Direct, brief, well-informed, and polemical ("How will Americans
respond to the news that Huck...was part black?"), Fishkin
(American Studies/University of Texas, Austin) provides a
questionable but dramatic genealogy of Huckleberry Finn's
African-American ancestors as a gesture toward "desegregating"
American literary history. Inspired by David Bradley's 1985
lecture, "The First 'Nigger' Novel," Fishkin argues that the
prototypical American literary hero in what major writers have
considered the archetypal American novel was based on a black child
named Sociable Jimmy; that Twain's language ("raised to a level of
literary eloquence," as Ralph Ellison said in 1970) is derived from
African-American voices; and that his satirical social style was
inspired by a black boy named Jerry whom he knew while still a
child.
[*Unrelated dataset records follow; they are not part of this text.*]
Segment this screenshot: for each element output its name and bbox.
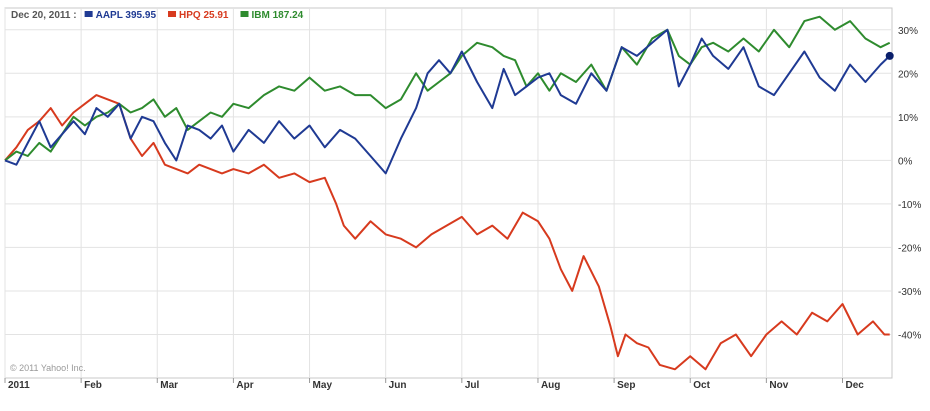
legend-swatch-aapl: [84, 11, 93, 17]
series-lines: [4, 15, 894, 371]
y-tick-label: 20%: [898, 69, 918, 80]
legend-swatch-ibm: [240, 11, 249, 17]
x-tick-label: Jul: [465, 380, 480, 391]
y-tick-label: -10%: [898, 200, 921, 211]
x-tick-label: Nov: [769, 380, 788, 391]
series-line-ibm: [4, 15, 891, 162]
legend-label-hpq: HPQ 25.91: [179, 10, 229, 21]
x-axis-ticks: 2011 Feb Mar Apr May Jun Jul Aug Sep Oct Nov Dec: [4, 378, 865, 391]
legend-label-ibm: IBM 187.24: [252, 10, 304, 21]
x-tick-label: Mar: [160, 380, 178, 391]
x-tick-label: Jun: [389, 380, 407, 391]
x-tick-label: Feb: [84, 380, 102, 391]
legend: Dec 20, 2011 : AAPL 395.95 HPQ 25.91 IBM 1…: [11, 10, 304, 21]
y-tick-label: -40%: [898, 330, 921, 341]
y-tick-label: 10%: [898, 113, 918, 124]
x-tick-label: Aug: [541, 380, 560, 391]
y-tick-label: -20%: [898, 243, 921, 254]
legend-label-aapl: AAPL 395.95: [96, 10, 157, 21]
y-tick-label: -30%: [898, 287, 921, 298]
x-tick-label: May: [313, 380, 333, 391]
x-tick-label: Sep: [617, 380, 635, 391]
x-tick-label: 2011: [8, 380, 30, 391]
y-tick-label: 30%: [898, 26, 918, 37]
series-line-hpq: [4, 94, 890, 371]
y-axis-ticks: 30% 20% 10% 0% -10% -20% -30% -40%: [898, 26, 921, 342]
copyright-text: © 2011 Yahoo! Inc.: [10, 363, 86, 373]
last-point-marker: [885, 51, 894, 60]
x-tick-label: Dec: [846, 380, 865, 391]
x-tick-label: Apr: [236, 380, 253, 391]
legend-date: Dec 20, 2011 :: [11, 10, 77, 21]
legend-swatch-hpq: [168, 11, 177, 17]
x-tick-label: Oct: [693, 380, 710, 391]
y-tick-label: 0%: [898, 156, 913, 167]
series-line-aapl: [4, 28, 891, 175]
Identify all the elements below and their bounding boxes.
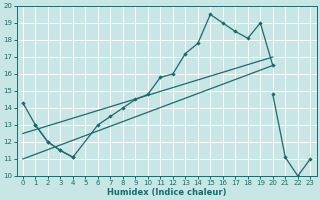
- X-axis label: Humidex (Indice chaleur): Humidex (Indice chaleur): [107, 188, 226, 197]
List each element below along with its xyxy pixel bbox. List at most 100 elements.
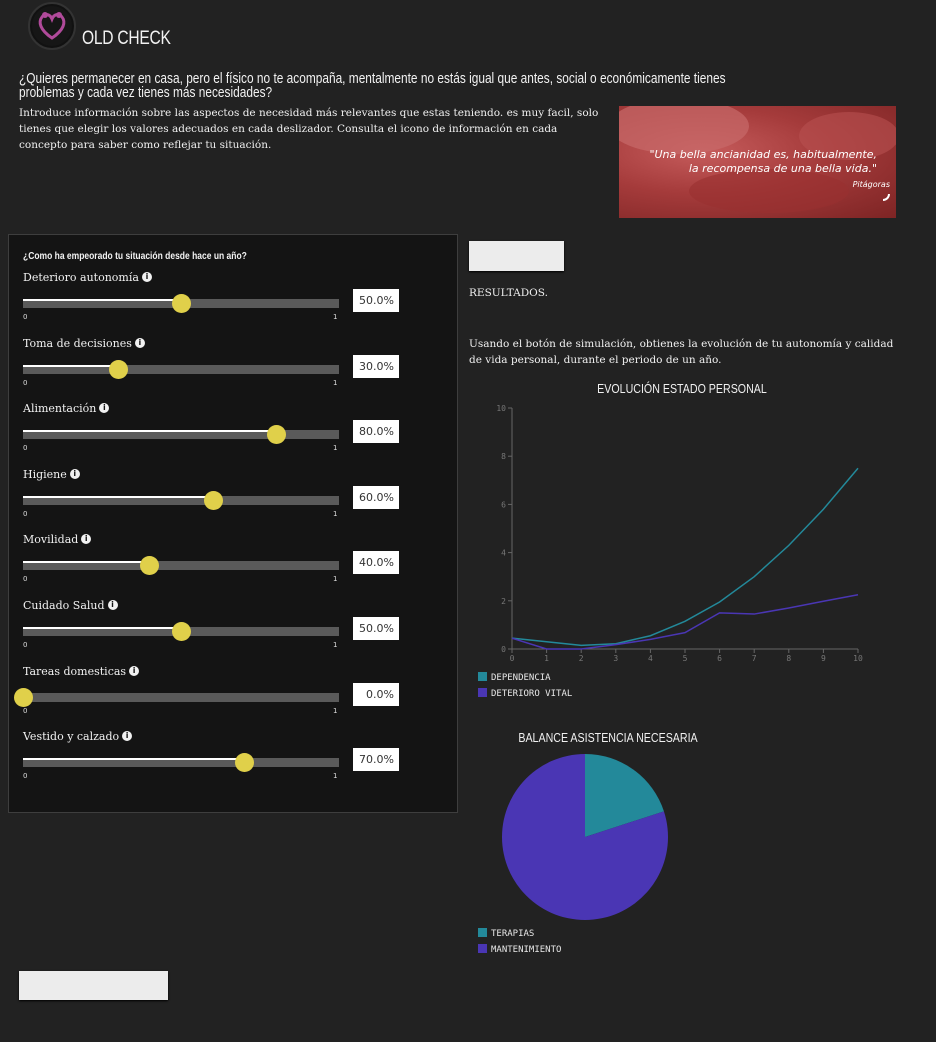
x-tick-label: 3 — [613, 654, 618, 663]
legend-swatch — [478, 944, 487, 953]
slider-fill — [23, 561, 150, 564]
slider-label: Alimentación i — [23, 402, 110, 416]
slider-fill — [23, 627, 181, 629]
legend-swatch — [478, 928, 487, 937]
info-icon[interactable]: i — [69, 468, 80, 479]
slider-label: Deterioro autonomía i — [23, 271, 152, 284]
y-tick-label: 8 — [501, 452, 506, 461]
slider-track[interactable] — [23, 425, 339, 445]
slider-max-label: 1 — [333, 706, 338, 715]
slider-track[interactable] — [23, 622, 339, 641]
slider-label-text: Movilidad — [23, 533, 79, 547]
pie-slice-terapias — [585, 754, 664, 837]
info-icon[interactable]: i — [107, 600, 118, 610]
slider-4: Higiene i 0 1 60.0% — [9, 468, 459, 534]
slider-label: Toma de decisiones i — [23, 337, 145, 350]
hands-image — [619, 106, 896, 213]
slider-fill — [23, 364, 118, 367]
x-tick-label: 4 — [648, 654, 653, 663]
logo — [28, 2, 76, 50]
slider-7: Tareas domesticas i 0 1 0.0% — [9, 665, 459, 731]
slider-track[interactable] — [23, 359, 339, 379]
slider-label: Movilidad i — [23, 533, 92, 547]
slider-label: Tareas domesticas i — [23, 664, 140, 678]
slider-min-label: 0 — [23, 378, 28, 387]
slider-handle[interactable] — [266, 425, 286, 445]
slider-track[interactable] — [14, 687, 339, 707]
slider-min-label: 0 — [23, 509, 28, 518]
slider-8: Vestido y calzado i 0 1 70.0% — [9, 730, 459, 796]
slider-label-text: Toma de decisiones — [23, 336, 132, 350]
slider-5: Movilidad i 0 1 40.0% — [9, 533, 459, 599]
results-label: RESULTADOS. — [469, 287, 548, 299]
slider-max-label: 1 — [333, 313, 338, 321]
x-tick-label: 2 — [579, 654, 584, 663]
restart-button[interactable] — [19, 971, 168, 1000]
slider-handle[interactable] — [14, 687, 33, 707]
x-tick-label: 10 — [853, 654, 863, 663]
slider-track[interactable] — [23, 294, 339, 313]
slider-handle[interactable] — [172, 294, 191, 313]
slider-value-input[interactable]: 50.0% — [353, 617, 399, 640]
info-icon[interactable]: i — [99, 403, 110, 414]
slider-label-text: Alimentación — [23, 402, 97, 416]
slider-2: Toma de decisiones i 0 1 30.0% — [9, 337, 459, 403]
pie-chart-title: BALANCE ASISTENCIA NECESARIA — [518, 730, 697, 745]
slider-value-input[interactable]: 0.0% — [353, 682, 399, 706]
legend-label: DEPENDENCIA — [491, 673, 551, 683]
slider-value-input[interactable]: 30.0% — [353, 354, 399, 378]
x-tick-label: 0 — [510, 654, 515, 663]
slider-handle[interactable] — [203, 490, 223, 510]
legend-label: TERAPIAS — [491, 929, 534, 939]
slider-handle[interactable] — [235, 753, 255, 773]
panel-title: ¿Como ha empeorado tu situación desde ha… — [23, 251, 247, 262]
slider-value-input[interactable]: 70.0% — [353, 748, 399, 772]
line-chart-title: EVOLUCIÓN ESTADO PERSONAL — [597, 380, 767, 396]
slider-label-text: Cuidado Salud — [23, 599, 105, 612]
quote-line-2: la recompensa de una bella vida." — [688, 162, 877, 175]
slider-handle[interactable] — [140, 556, 160, 576]
slider-max-label: 1 — [333, 575, 338, 584]
legend-swatch — [478, 688, 487, 697]
info-icon[interactable]: i — [122, 731, 133, 742]
slider-handle[interactable] — [108, 359, 128, 379]
slider-track[interactable] — [23, 753, 339, 773]
slider-min-label: 0 — [23, 444, 28, 453]
assistance-pie-chart: BALANCE ASISTENCIA NECESARIA TERAPIAS MANT… — [478, 730, 698, 955]
slider-value-input[interactable]: 60.0% — [353, 485, 399, 509]
slider-handle[interactable] — [172, 622, 191, 641]
slider-min-label: 0 — [23, 575, 28, 584]
slider-max-label: 1 — [333, 641, 338, 649]
slider-6: Cuidado Salud i 0 1 50.0% — [9, 599, 459, 665]
slider-label-text: Tareas domesticas — [23, 664, 127, 678]
intro-text: Introduce información sobre las aspectos… — [19, 107, 599, 151]
x-tick-label: 7 — [752, 654, 757, 663]
y-tick-label: 0 — [501, 645, 506, 654]
info-icon[interactable]: i — [141, 272, 152, 282]
slider-min-label: 0 — [23, 772, 28, 781]
slider-panel: ¿Como ha empeorado tu situación desde ha… — [8, 234, 458, 813]
evolution-line-chart: EVOLUCIÓN ESTADO PERSONAL 0 2 4 6 8 10 0 1 2 3 4 5 6 7… — [478, 380, 863, 699]
y-tick-label: 2 — [501, 597, 506, 606]
slider-fill — [23, 758, 245, 761]
slider-1: Deterioro autonomía i 0 1 50.0% — [9, 271, 459, 337]
slider-value-input[interactable]: 80.0% — [353, 420, 399, 444]
quote-banner: "Una bella ancianidad es, habitualmente,… — [619, 106, 896, 218]
slider-value-input[interactable]: 40.0% — [353, 551, 399, 575]
slider-label-text: Higiene — [23, 467, 67, 481]
slider-track[interactable] — [23, 556, 339, 576]
x-tick-label: 6 — [717, 654, 722, 663]
simulate-button[interactable] — [469, 241, 564, 271]
info-icon[interactable]: i — [129, 665, 140, 676]
x-tick-label: 9 — [821, 654, 826, 663]
slider-min-label: 0 — [23, 706, 28, 715]
slider-fill — [23, 299, 181, 301]
slider-track[interactable] — [23, 490, 339, 510]
info-icon[interactable]: i — [134, 337, 145, 348]
slider-min-label: 0 — [23, 641, 28, 649]
slider-value-input[interactable]: 50.0% — [353, 289, 399, 312]
info-icon[interactable]: i — [81, 534, 92, 545]
app-title: OLD CHECK — [82, 28, 171, 49]
slider-max-label: 1 — [333, 444, 338, 453]
y-tick-label: 4 — [501, 549, 506, 558]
But although Twain enjoyed black culture enough to
appropriate it for his writings, he repressed the sources because,
Fishkin says, he wanted to be respectable - and in the age of p.e.
(of which this study is a monumental example), that makes Twain a
hypocrite, a character-type that he himself found particularly
contemptuous. To prove that an imaginary hero in a work of art (or
even a popular commercial novel, as Huckleberry Finn was originally
conceived) is multiracial, multicultural, even androgynous, would
be to explain his perennial appeal. But Fishkin treats the novel
and its lead character as a social commentary or textbook,
referring often to its presentation in the classroom and shaping
her argument for literary critics. Isolating Huck's
African-American traits - some based on stereotypes, others
uncovered through sophisticated linguistic analysis - seems to
create its own form of segregation, to oversimplify a complex
literary character, and to compromise the universality to which a
wide range of authors (whom Fishkin quotes) have paid tribute -
authors such as Ellison, Faulkner, Hemingway, Toni Morrison, and
others, who claim to have learned their language and acquired their
voices from Twain. In spite of the confused motives: an exhaustive
and provocative work, already creating a stir. (Kirkus Reviews)
An examination of Mark Twain's Huckleberry Finn suggesting that more than any other work, Twain let African-American voices, languages, and rhetorical traditions play a major role in the creation of his art. Adds new dimension to current debates over multiculturalism, and the literary canon, showing how it has helped shape African-American writing in the twentieth century.